28. Februar – Der Baum

Es war einmal ein großer Baum, der stand ganz allein auf einem Hügel. Um ihn herum gab es nur Wiese und Felsen. Der Baum war groß gewachsen.

Er hatte den Stürmen getrotzt. Seine Wurzeln hatte er tief in die Flanken des Hügels eingegraben. Er hatte sie um die Felsen geschlungen und so Anker geworfen wie ein mächtiges Schiff im Ozean.

Zwei Mal hatte der Blitz in ihn eingeschlagen. Das hatte seine Krone gespalten, aber er war dennoch weiter gewachsen. Und nur wenn man genau schaute, sah man die Narben seines Alters und seines langen Lebens.

So stand der Baum dort auf dem Hügel mächtig und auch ein bisschen einsam. Er konnte nur allein im Wind rauschen und dem Tröpfeln des Regens auf seinen Blättern lauschen. Kein anderer Baum lehnte sich an ihn oder wetteiferte mit ihm um den besten Platz an der Sonne. Nur manchmal flüsterten die Gräser dem alten Baum etwas zu.

29. Juli – Philosophie mit Wald

Im dichten Wald herrscht ein ständiges Zwielicht, manchmal unterbrochen von ein paar Sonnenflecken.

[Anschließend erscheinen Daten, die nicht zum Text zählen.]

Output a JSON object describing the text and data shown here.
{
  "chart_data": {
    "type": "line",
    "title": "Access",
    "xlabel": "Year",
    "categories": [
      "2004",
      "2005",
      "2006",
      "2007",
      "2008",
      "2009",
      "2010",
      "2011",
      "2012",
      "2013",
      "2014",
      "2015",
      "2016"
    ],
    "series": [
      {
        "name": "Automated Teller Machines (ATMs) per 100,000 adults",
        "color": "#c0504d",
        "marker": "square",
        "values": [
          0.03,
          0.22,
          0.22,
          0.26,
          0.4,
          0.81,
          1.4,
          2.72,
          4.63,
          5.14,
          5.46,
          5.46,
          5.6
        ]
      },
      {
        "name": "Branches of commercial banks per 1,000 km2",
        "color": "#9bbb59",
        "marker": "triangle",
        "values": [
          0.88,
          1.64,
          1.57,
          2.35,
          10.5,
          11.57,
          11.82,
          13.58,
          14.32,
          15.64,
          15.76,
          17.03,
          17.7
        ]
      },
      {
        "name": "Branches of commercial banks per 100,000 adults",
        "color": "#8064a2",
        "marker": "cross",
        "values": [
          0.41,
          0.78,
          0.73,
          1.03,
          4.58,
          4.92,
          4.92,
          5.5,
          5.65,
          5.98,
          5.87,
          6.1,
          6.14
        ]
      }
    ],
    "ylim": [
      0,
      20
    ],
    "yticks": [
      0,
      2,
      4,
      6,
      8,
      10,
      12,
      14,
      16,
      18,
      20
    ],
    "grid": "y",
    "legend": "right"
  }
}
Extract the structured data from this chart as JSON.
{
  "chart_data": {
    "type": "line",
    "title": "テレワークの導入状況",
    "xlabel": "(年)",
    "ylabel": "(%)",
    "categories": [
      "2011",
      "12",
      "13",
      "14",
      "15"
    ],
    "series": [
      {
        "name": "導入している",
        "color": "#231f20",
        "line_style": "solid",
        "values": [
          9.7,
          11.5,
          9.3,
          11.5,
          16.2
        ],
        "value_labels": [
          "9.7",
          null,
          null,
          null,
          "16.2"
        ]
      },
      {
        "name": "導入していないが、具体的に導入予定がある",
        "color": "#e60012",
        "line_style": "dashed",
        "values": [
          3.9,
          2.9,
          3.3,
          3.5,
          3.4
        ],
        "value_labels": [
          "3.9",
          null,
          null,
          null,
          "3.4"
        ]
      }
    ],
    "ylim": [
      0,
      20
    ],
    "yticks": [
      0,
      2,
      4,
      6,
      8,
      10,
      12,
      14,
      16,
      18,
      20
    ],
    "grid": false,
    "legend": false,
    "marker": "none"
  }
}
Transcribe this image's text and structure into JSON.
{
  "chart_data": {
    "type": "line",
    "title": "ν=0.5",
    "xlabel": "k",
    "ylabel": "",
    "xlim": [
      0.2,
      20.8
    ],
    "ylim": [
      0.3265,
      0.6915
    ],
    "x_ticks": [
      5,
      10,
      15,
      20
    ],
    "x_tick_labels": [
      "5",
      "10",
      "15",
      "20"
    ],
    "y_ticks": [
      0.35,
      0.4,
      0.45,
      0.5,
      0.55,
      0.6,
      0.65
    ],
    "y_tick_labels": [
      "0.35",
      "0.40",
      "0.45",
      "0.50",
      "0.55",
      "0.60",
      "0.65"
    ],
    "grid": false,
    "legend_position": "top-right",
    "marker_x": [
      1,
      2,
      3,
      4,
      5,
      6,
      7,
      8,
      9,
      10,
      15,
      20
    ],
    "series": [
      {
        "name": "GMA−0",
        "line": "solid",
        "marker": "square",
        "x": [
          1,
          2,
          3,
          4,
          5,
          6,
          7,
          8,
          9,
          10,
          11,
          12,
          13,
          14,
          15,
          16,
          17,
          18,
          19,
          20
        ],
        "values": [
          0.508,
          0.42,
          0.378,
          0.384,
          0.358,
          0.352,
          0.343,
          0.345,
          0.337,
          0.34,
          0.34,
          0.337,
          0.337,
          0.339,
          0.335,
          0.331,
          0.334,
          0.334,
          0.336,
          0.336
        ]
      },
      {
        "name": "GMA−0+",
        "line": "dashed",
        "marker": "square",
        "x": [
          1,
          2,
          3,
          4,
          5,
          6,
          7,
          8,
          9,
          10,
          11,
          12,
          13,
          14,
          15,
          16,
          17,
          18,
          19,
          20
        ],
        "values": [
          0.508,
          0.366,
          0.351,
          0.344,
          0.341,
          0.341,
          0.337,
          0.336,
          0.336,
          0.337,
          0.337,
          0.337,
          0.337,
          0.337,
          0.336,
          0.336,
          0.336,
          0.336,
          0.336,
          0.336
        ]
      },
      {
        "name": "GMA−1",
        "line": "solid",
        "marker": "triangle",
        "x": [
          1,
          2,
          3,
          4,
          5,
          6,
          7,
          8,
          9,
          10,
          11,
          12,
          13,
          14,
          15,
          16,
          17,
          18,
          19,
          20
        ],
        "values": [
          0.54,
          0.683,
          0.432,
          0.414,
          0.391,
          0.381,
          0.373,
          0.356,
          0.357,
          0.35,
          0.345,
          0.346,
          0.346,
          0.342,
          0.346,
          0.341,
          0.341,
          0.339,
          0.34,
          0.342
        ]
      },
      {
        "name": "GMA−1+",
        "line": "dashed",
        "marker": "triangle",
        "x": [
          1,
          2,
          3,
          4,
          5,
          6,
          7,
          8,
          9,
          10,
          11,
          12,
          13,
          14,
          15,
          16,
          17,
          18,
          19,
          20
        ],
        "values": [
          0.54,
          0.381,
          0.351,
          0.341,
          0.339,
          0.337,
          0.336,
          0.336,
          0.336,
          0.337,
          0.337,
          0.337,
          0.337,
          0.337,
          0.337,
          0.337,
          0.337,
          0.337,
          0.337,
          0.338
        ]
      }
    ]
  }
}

Die großen Bäume wetteifern um den besten Platz an der Sonne, recken sich in die Höhe und wachen eifersüchtig darüber, dass kein anderer Baum sich zu nah bei ihnen breitmacht. Sie brauchen den Raum um sich, die Sonne, das Wasser, die Mineralien, die Tiere, einige Pflanzen – aber bloß keine anderen Bäume zu nah auf der Pelle. Es ist doch ohnehin schon voll hier.

Ab und zu schubsen und rangeln die Bäume um ein paar Zentimeter mehr. Wir Menschen können das nur nicht sehen, weil das viel, viel zu langsam für unsere schnelle Lebensweise geschieht.

Natürlich könnten wir uns neben einen Baum setzen, um ihm beim Wachsen zuzuschauen. Aber der ist ja immer noch ein Halbstarker, während wir schon alle Zähne und Haare verloren haben und unser letztes Gebet sprechen.

Mit anderen Worten: Keine Chance, sich wirklich in den Baum hineinzufühlen, der seit langer, langer Zeit auf dieser Welt nichts weiter tut als Einatmen, Ausatmen, Wachsen und Gedeihen und seinen Platz behaupten. Er macht also das Gleiche wie du und ich – nur auf seine Art.